Our draft Constitution had been sent to each member of the United Kingdom Cabinet but the heavy list of Coronation engagements and the work of the Imperial Conference, in addition to the normal Departmental duties, had left scant time for adequate study of so important a document. He had put other matters aside and given himself up to a careful study of the draft. He hoped to be able to have the views of his colleagues in about a fortnight's time when he thought it likely that the United Kingdom Cabinet would have some comment to offer. My impression was that he anticipates difficulty with his colleagues3.

The business of the interview finished at this point and the conversation became, as it often does at the end of an interview, rather general. Mr. MacDonald walked to the door of the Dominions Office with me. He is always manifestly careful to avoid saying anything which might appear to disturb the relation of mutual trust and goodwill which he feels exist today4 between himself and the President. He said that, speaking personally and privately, he was sorry that the President had suggested that if a Saorstát delegation had been sent to the London Conference they would have been in a position of humiliation.

I pointed out that what the President had said was that he did not think we should be expected to run the risk of a recurrence of Ottawa. Even now, despite all that Mr. MacDonald himself had said, the two countries were still not in the position of making agreements. The coal-cattle pact, its renewals notwithstanding, had not reached the stage of agreement but was still merely an unwritten understanding - and one from which it could not be denied the British were considerable gainers. It was of course true that the President had said both in private to Mr. MacDonald and in public that he was ready when circumstances allowed to co-operate and be on the5 terms of good neighbours with Britain. The draft Constitution, whatever Mr. MacDonald's diehard colleagues might say, was a step in the right direction since it was saying once and for all certain things that in fairness to our people the President had to say. Attendance at the London Conference was, after all, not the one and only form of co-operation.

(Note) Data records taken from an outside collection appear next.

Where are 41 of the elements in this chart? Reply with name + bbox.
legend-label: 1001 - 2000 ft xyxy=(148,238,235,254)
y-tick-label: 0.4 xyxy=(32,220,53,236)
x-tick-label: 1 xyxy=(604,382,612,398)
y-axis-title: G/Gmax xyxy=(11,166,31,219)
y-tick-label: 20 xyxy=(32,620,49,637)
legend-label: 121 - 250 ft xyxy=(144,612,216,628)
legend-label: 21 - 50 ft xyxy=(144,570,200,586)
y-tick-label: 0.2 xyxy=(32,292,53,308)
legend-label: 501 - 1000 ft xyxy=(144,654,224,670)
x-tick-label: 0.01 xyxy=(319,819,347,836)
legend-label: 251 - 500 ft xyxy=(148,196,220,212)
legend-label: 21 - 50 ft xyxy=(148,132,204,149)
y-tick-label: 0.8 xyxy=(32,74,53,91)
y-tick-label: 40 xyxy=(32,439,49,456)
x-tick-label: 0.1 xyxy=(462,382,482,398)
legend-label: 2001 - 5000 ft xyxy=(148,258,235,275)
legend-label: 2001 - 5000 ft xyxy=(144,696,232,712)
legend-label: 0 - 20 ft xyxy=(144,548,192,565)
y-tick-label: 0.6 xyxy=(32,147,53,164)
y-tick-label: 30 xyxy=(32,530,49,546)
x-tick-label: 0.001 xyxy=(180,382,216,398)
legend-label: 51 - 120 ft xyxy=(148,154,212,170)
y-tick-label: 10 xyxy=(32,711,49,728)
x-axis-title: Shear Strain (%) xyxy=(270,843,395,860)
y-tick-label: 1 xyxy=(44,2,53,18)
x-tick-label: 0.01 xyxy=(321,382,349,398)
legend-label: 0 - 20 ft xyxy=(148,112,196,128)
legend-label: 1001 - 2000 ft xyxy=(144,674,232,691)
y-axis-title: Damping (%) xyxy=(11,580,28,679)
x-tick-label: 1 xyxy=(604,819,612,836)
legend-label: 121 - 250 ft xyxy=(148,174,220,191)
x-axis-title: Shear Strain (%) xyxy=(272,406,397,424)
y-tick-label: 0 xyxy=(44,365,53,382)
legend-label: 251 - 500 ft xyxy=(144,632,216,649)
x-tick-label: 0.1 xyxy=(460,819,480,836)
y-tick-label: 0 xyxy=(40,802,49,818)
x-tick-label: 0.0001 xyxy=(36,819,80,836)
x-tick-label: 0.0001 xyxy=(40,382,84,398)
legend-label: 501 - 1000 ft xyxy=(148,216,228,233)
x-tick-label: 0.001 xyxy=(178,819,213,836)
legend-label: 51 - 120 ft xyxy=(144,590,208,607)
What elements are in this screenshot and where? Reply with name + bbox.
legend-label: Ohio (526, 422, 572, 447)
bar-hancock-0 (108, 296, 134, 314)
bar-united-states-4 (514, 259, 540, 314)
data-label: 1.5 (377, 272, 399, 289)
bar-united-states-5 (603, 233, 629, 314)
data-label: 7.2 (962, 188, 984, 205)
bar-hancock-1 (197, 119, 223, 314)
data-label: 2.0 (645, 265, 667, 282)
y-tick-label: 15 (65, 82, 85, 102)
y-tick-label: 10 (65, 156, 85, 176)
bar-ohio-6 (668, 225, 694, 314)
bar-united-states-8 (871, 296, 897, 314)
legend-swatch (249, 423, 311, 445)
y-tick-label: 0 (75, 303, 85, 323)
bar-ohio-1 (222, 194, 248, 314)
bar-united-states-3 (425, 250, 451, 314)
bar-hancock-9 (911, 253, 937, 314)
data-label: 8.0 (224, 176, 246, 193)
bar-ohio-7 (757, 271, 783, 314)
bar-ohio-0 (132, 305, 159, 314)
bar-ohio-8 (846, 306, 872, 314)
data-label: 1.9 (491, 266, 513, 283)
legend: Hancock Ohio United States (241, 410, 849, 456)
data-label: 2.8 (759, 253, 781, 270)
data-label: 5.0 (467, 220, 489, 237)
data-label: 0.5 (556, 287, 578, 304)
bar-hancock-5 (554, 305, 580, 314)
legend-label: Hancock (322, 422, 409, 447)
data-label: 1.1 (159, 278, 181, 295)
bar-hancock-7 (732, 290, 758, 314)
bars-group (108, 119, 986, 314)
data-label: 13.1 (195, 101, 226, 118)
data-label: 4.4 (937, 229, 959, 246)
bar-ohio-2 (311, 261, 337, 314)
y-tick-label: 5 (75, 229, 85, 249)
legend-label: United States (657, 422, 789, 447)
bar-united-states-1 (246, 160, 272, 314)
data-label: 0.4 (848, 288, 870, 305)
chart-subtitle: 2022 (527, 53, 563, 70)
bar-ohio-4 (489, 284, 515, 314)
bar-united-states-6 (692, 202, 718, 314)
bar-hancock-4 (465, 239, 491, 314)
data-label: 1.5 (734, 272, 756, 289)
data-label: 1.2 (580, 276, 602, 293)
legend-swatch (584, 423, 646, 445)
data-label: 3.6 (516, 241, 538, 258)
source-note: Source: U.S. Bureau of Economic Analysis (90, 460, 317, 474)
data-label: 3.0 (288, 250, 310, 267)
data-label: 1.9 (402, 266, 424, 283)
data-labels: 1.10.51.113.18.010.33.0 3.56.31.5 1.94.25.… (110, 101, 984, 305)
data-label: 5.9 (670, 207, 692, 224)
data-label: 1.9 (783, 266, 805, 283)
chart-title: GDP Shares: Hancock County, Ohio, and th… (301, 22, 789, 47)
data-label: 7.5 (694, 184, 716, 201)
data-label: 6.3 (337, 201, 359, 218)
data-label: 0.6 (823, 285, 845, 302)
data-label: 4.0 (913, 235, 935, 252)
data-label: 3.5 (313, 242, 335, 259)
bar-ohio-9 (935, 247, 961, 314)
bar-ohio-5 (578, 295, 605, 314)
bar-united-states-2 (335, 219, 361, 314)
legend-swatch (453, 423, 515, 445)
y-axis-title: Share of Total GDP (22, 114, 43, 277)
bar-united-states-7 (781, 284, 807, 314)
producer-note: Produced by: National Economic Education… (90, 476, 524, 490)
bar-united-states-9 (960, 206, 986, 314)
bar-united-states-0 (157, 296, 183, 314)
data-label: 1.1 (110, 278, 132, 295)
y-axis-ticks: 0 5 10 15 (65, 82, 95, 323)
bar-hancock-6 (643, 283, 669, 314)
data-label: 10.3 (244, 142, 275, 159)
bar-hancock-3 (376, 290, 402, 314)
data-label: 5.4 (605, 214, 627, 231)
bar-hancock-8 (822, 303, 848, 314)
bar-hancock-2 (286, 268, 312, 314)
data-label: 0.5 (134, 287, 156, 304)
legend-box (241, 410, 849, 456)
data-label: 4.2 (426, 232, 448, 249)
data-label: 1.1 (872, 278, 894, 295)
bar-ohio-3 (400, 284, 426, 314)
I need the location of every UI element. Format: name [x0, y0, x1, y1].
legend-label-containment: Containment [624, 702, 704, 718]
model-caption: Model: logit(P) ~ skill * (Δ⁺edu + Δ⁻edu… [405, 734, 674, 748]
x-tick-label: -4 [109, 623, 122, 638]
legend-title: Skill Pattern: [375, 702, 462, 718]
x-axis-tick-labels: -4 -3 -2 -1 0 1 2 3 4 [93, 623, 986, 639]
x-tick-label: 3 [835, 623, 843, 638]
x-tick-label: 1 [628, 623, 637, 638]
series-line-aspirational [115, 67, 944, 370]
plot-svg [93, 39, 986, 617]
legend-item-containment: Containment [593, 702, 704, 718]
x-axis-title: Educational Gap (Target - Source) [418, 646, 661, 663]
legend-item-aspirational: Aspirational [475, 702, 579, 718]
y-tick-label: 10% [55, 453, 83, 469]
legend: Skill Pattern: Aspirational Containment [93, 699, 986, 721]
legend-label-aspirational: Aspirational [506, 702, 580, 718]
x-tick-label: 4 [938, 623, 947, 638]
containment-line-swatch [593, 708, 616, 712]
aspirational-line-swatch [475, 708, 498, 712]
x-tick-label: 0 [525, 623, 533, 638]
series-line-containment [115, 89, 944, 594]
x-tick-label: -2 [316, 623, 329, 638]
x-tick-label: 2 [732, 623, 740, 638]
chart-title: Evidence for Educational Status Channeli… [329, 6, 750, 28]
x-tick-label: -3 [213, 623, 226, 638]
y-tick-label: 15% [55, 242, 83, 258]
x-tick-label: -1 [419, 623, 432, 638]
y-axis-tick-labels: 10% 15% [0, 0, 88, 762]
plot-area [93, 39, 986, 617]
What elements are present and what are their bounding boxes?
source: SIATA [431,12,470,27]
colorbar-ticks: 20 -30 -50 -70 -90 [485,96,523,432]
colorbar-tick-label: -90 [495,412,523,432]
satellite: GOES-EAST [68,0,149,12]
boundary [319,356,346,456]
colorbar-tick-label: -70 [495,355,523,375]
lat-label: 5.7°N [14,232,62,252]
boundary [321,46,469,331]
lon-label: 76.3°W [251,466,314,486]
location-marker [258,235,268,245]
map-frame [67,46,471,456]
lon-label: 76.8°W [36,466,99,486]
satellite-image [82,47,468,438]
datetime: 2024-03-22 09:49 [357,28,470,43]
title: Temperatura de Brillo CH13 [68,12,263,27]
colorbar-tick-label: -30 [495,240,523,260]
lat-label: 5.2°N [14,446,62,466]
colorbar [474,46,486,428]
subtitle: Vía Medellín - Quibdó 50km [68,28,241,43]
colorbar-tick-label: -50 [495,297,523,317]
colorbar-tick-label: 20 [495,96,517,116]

But, Mr. MacDonald rejoined, it must be clear to the President that the Ottawa position of their declining to enter into agreements with us had now been abandoned. The conversations with the President in January last, the frequent talks he had had with myself, the meetings which he had arranged for Sir Warren Fisher and Sir Horace Wilson to meet me6 were all proofs, he submitted, that they were anxious to reach agreement. He recalled that the plan for the Warren Fisher meetings he had pushed forward with, he thought, the President's concurrence, with the sole object of reaching a point where Ministers of both Governments could meet in the confident hope of arriving at agreements. Speaking entirely for himself he said there was some risk that 'The Times' report of the President's speech might be misleading because the ordinary reader might infer that the British had sent an invitation in humiliating terms to the Irish Government. So far from that being the case they would have welcomed a delegation from Ireland and would have treated that delegation in all matters on precisely the same basis as the other Member States of the Commonwealth. We could have contributed to the discussions or refrained. We could have agreed to enter into arrangements which might be suggested or we could have declined. We would have had, he continued, complete and absolute freedom at every point of the proceedings, and his own personal regret was that neither Mr. de Valera nor any member of his Government should not have met and discussed these questions of common concern with the other Member States of the Commonwealth. Our presence there instead of prejudicing the settlement of the questions outstanding between Ireland and England would, he thought, have helped forward their solution.

Mr. MacDonald's observations on the Imperial Conference were, I believe, intended to be strictly private, as distinct from the two points on which he sought information in the ordinary diplomatic way.

[signed] J.W. Dulanty
High Commissioner

1 Marginal annotation by Joseph Walshe: 'Recd 22nd May bag. J.P.W., 22nd May'.

2 See documents Nos 3, 7 and 8.

3 This sentence is handwritten.

4 These two words have been handwritten by Dulanty over crossed out words.

5 This word has been inserted by hand by Dulanty.

6 The words 'to meet me' have been inserted by hand by Dulanty.